Offering mobile DTV commercially, which “caps a five-year effort,” means broadcasters “can finally answer the question of when” the service will be available, said LIN TV CEO Vince Sadusky, president of the Open Mobile Video Coalition that put on Thursday’s event. Rep. Cliff Stearns, R-Fla., is “a little surprised we didn’t get here earlier,” he said of what he later called the “wave of a bright new future.” Broadcasting a program to many people, instead of streaming individual videos to each user, is a “great solution” as “we need more spectrum,” with “insatiable demand” for mobile video, Stearns said. He'd lost his primary race for a district that includes Orlando, where he noted mobile DTV’s available.

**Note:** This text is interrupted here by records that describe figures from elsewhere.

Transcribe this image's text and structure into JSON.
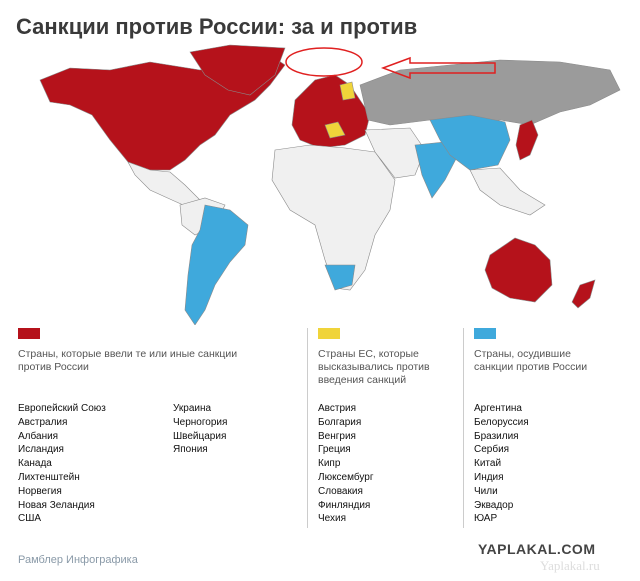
{
  "title": "Санкции против России: за и против",
  "groups": [
    {
      "label": "Страны, которые ввели те или иные санкции против России",
      "countries": [
        [
          "Европейский Союз",
          "Австралия",
          "Албания",
          "Исландия",
          "Канада",
          "Лихтенштейн",
          "Норвегия",
          "Новая Зеландия",
          "США"
        ],
        [
          "Украина",
          "Черногория",
          "Швейцария",
          "Япония"
        ]
      ]
    },
    {
      "label": "Страны ЕС, которые высказывались против введения санкций",
      "countries": [
        [
          "Австрия",
          "Болгария",
          "Венгрия",
          "Греция",
          "Кипр",
          "Люксембург",
          "Словакия",
          "Финляндия",
          "Чехия"
        ]
      ]
    },
    {
      "label": "Страны, осудившие санкции против России",
      "countries": [
        [
          "Аргентина",
          "Белоруссия",
          "Бразилия",
          "Сербия",
          "Китай",
          "Индия",
          "Чили",
          "Эквадор",
          "ЮАР"
        ]
      ]
    }
  ],
  "footer": "Рамблер Инфографика",
  "watermark": "YAPLAKAL.COM",
  "watermark2": "Yaplakal.ru"
}
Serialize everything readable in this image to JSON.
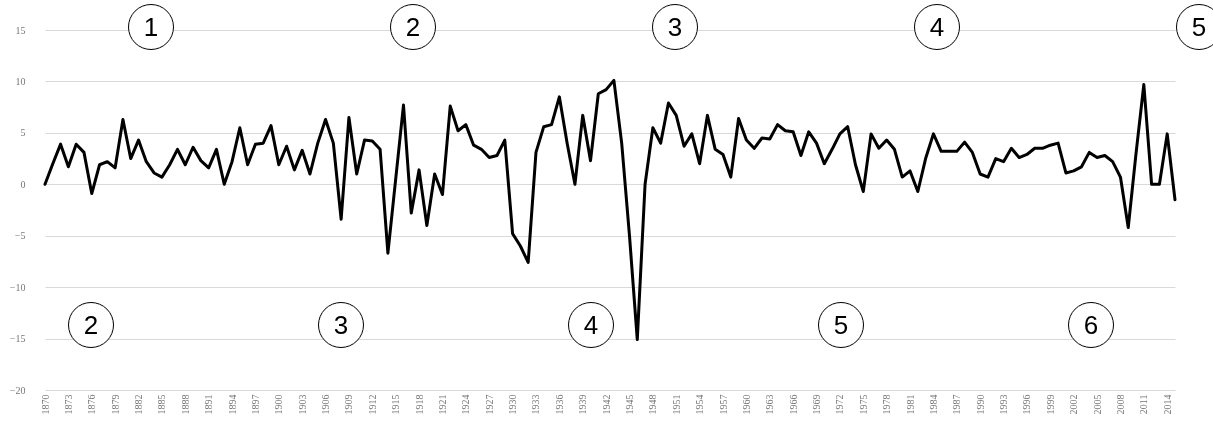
{
  "chart_data": {
    "type": "line",
    "x": [
      1870,
      1871,
      1872,
      1873,
      1874,
      1875,
      1876,
      1877,
      1878,
      1879,
      1880,
      1881,
      1882,
      1883,
      1884,
      1885,
      1886,
      1887,
      1888,
      1889,
      1890,
      1891,
      1892,
      1893,
      1894,
      1895,
      1896,
      1897,
      1898,
      1899,
      1900,
      1901,
      1902,
      1903,
      1904,
      1905,
      1906,
      1907,
      1908,
      1909,
      1910,
      1911,
      1912,
      1913,
      1914,
      1915,
      1916,
      1917,
      1918,
      1919,
      1920,
      1921,
      1922,
      1923,
      1924,
      1925,
      1926,
      1927,
      1928,
      1929,
      1930,
      1931,
      1932,
      1933,
      1934,
      1935,
      1936,
      1937,
      1938,
      1939,
      1940,
      1941,
      1942,
      1943,
      1944,
      1945,
      1946,
      1947,
      1948,
      1949,
      1950,
      1951,
      1952,
      1953,
      1954,
      1955,
      1956,
      1957,
      1958,
      1959,
      1960,
      1961,
      1962,
      1963,
      1964,
      1965,
      1966,
      1967,
      1968,
      1969,
      1970,
      1971,
      1972,
      1973,
      1974,
      1975,
      1976,
      1977,
      1978,
      1979,
      1980,
      1981,
      1982,
      1983,
      1984,
      1985,
      1986,
      1987,
      1988,
      1989,
      1990,
      1991,
      1992,
      1993,
      1994,
      1995,
      1996,
      1997,
      1998,
      1999,
      2000,
      2001,
      2002,
      2003,
      2004,
      2005,
      2006,
      2007,
      2008,
      2009,
      2010,
      2011,
      2012,
      2013,
      2014,
      2015
    ],
    "series": [
      {
        "color": "#000000",
        "values": [
          0,
          2.0,
          3.9,
          1.7,
          3.9,
          3.1,
          -0.9,
          1.9,
          2.2,
          1.6,
          6.3,
          2.5,
          4.3,
          2.2,
          1.1,
          0.7,
          1.9,
          3.4,
          1.9,
          3.6,
          2.3,
          1.6,
          3.4,
          0,
          2.2,
          5.5,
          1.9,
          3.9,
          4.0,
          5.7,
          1.9,
          3.7,
          1.4,
          3.3,
          1.0,
          4.0,
          6.3,
          4.0,
          -3.4,
          6.5,
          1.0,
          4.3,
          4.2,
          3.4,
          -6.7,
          0.5,
          7.7,
          -2.8,
          1.4,
          -4.0,
          1.0,
          -1.0,
          7.6,
          5.2,
          5.8,
          3.8,
          3.4,
          2.6,
          2.8,
          4.3,
          -4.8,
          -6.0,
          -7.6,
          3.1,
          5.6,
          5.8,
          8.5,
          4.0,
          0,
          6.7,
          2.3,
          8.8,
          9.2,
          10.1,
          4.0,
          -5.0,
          -15.1,
          0,
          5.5,
          4.0,
          7.9,
          6.7,
          3.7,
          4.9,
          2.0,
          6.7,
          3.4,
          2.9,
          0.7,
          6.4,
          4.3,
          3.5,
          4.5,
          4.4,
          5.8,
          5.2,
          5.1,
          2.8,
          5.1,
          4.0,
          2.0,
          3.4,
          4.9,
          5.6,
          1.9,
          -0.7,
          4.9,
          3.5,
          4.3,
          3.4,
          0.7,
          1.3,
          -0.7,
          2.5,
          4.9,
          3.2,
          3.2,
          3.2,
          4.1,
          3.1,
          1.0,
          0.7,
          2.5,
          2.2,
          3.5,
          2.6,
          2.9,
          3.5,
          3.5,
          3.8,
          4.0,
          1.1,
          1.3,
          1.7,
          3.1,
          2.6,
          2.8,
          2.2,
          0.7,
          -4.2,
          3.0,
          9.7,
          0,
          0,
          4.9,
          -1.5
        ]
      }
    ],
    "xlim": [
      1870,
      2015
    ],
    "xticks": [
      1870,
      1873,
      1876,
      1879,
      1882,
      1885,
      1888,
      1891,
      1894,
      1897,
      1900,
      1903,
      1906,
      1909,
      1912,
      1915,
      1918,
      1921,
      1924,
      1927,
      1930,
      1933,
      1936,
      1939,
      1942,
      1945,
      1948,
      1951,
      1954,
      1957,
      1960,
      1963,
      1966,
      1969,
      1972,
      1975,
      1978,
      1981,
      1984,
      1987,
      1990,
      1993,
      1996,
      1999,
      2002,
      2005,
      2008,
      2011,
      2014
    ],
    "ylim": [
      -20,
      15
    ],
    "yticks": [
      -20,
      -15,
      -10,
      -5,
      0,
      5,
      10,
      15
    ],
    "grid": "y",
    "line_style": "solid",
    "marker": "none",
    "annotations": [
      "1",
      "2",
      "3",
      "4",
      "5",
      "2",
      "3",
      "4",
      "5",
      "6"
    ]
  }
}
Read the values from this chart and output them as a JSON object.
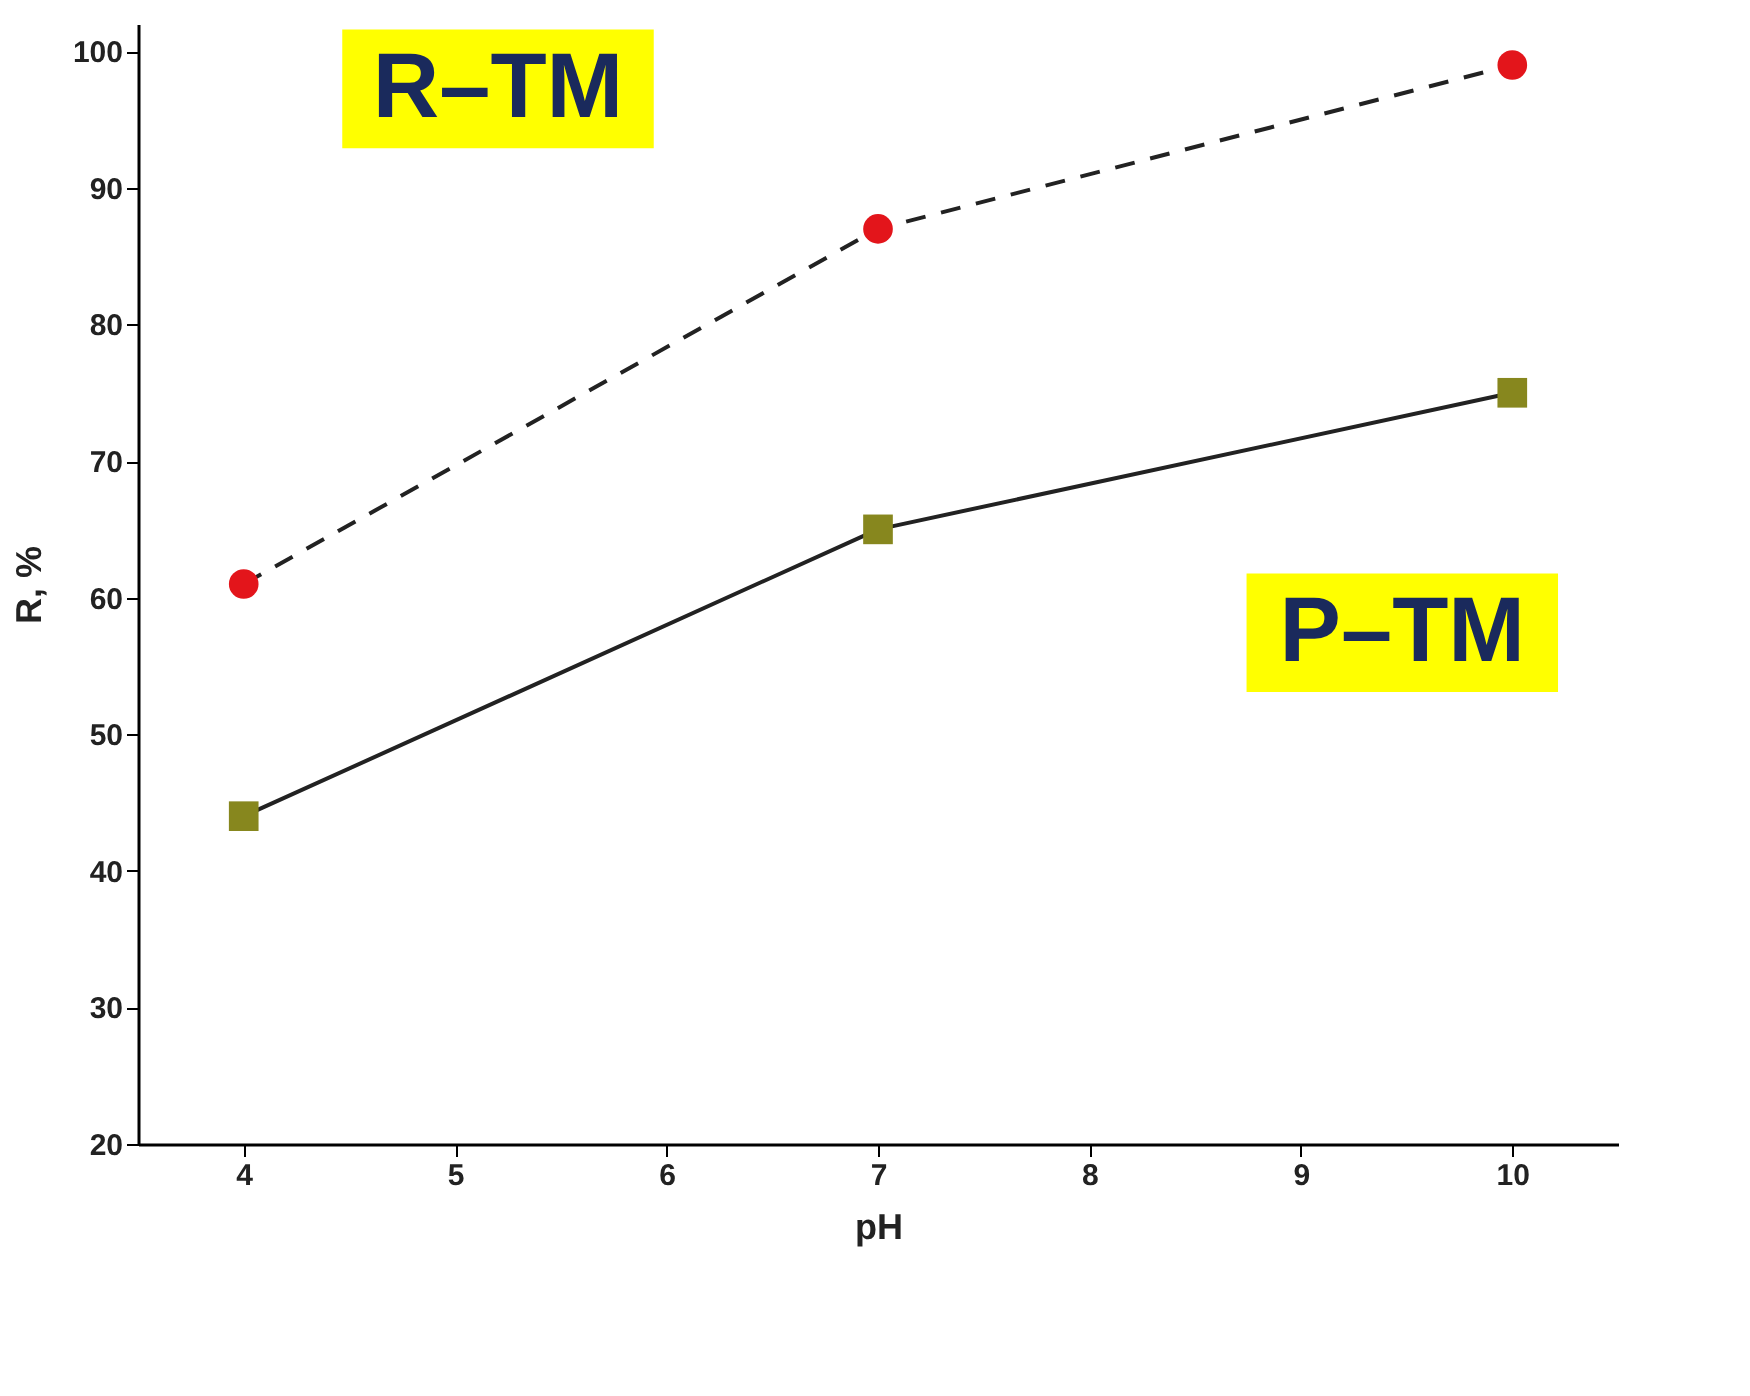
{
  "chart_data": {
    "type": "line",
    "xlabel": "pH",
    "ylabel": "R, %",
    "x": [
      4,
      7,
      10
    ],
    "series": [
      {
        "name": "R–TM",
        "color": "#e3151b",
        "values": [
          61,
          87,
          99
        ],
        "marker": "circle",
        "line_style": "dashed"
      },
      {
        "name": "P–TM",
        "color": "#87871e",
        "values": [
          44,
          65,
          75
        ],
        "marker": "square",
        "line_style": "solid"
      }
    ],
    "xlim": [
      3.5,
      10.5
    ],
    "xticks": [
      {
        "value": 4,
        "label": "4"
      },
      {
        "value": 5,
        "label": "5"
      },
      {
        "value": 6,
        "label": "6"
      },
      {
        "value": 7,
        "label": "7"
      },
      {
        "value": 8,
        "label": "8"
      },
      {
        "value": 9,
        "label": "9"
      },
      {
        "value": 10,
        "label": "10"
      }
    ],
    "ylim": [
      20,
      102
    ],
    "yticks": [
      20,
      30,
      40,
      50,
      60,
      70,
      80,
      90,
      100
    ],
    "grid": false,
    "legend": false
  }
}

The subcommittee’s been working on spectrum for a while, and it’s a top priority, said Stearns and Ranking Member Anna Eshoo, D-Calif. “We have to work together in order to reallocate” frequencies, she said. “There is an insatiable appetite on the part of consumers for more spectrum. Everything is moving to mobile now.” Mobile DTV’s an “alternative to Internet-based content” that “gives consumers the benefit of not having to use up their wireless data plan, so this is really smart,” Eshoo said. The voluntary incentive auction of TV station frequencies the FCC was authorized by a February law to hold is a “rather curious device,” said Rep. John Dingell, D-Mich. He said the agency wasn’t able to fully answer his previous questions about the impact on broadcasters of the auction and repacking of TV channels that would be necessary to clear frequencies for carriers to use for mobile broadband.
It’s a “huge day” for “free, mobile and you don’t need anyone’s spectrum,” said Rep. Ed Markey, D-Mass. “This TV on the go, I think, is something that is going to transform” the U.S., he said. “Broadcasters have a vision where we one day reach a point where no American, when walking down the street, ever looks up,” he said jokingly of viewers staring down at small screens. The Mobile500 Alliance will have “our soft consumer launches” in the fall in Minneapolis and Seattle, said Fisher Senior Vice President Randa Minkarah. “From that, we will take our learnings and launch other markets very quickly."
Also Thursday, Howard University said its WHUT-TV Washington became the second station to agree to start sending weather and other alerts in M-EAS. Capitol Broadcasting’s WRAL last week became the first U.S. commercial broadcaster to back M-EAS (CD Sept 13 p21). The service, tested in the past year by public TV and Fisher stations (CD Dec 1 p9), sends multimedia alerts to devices getting mobile DTV.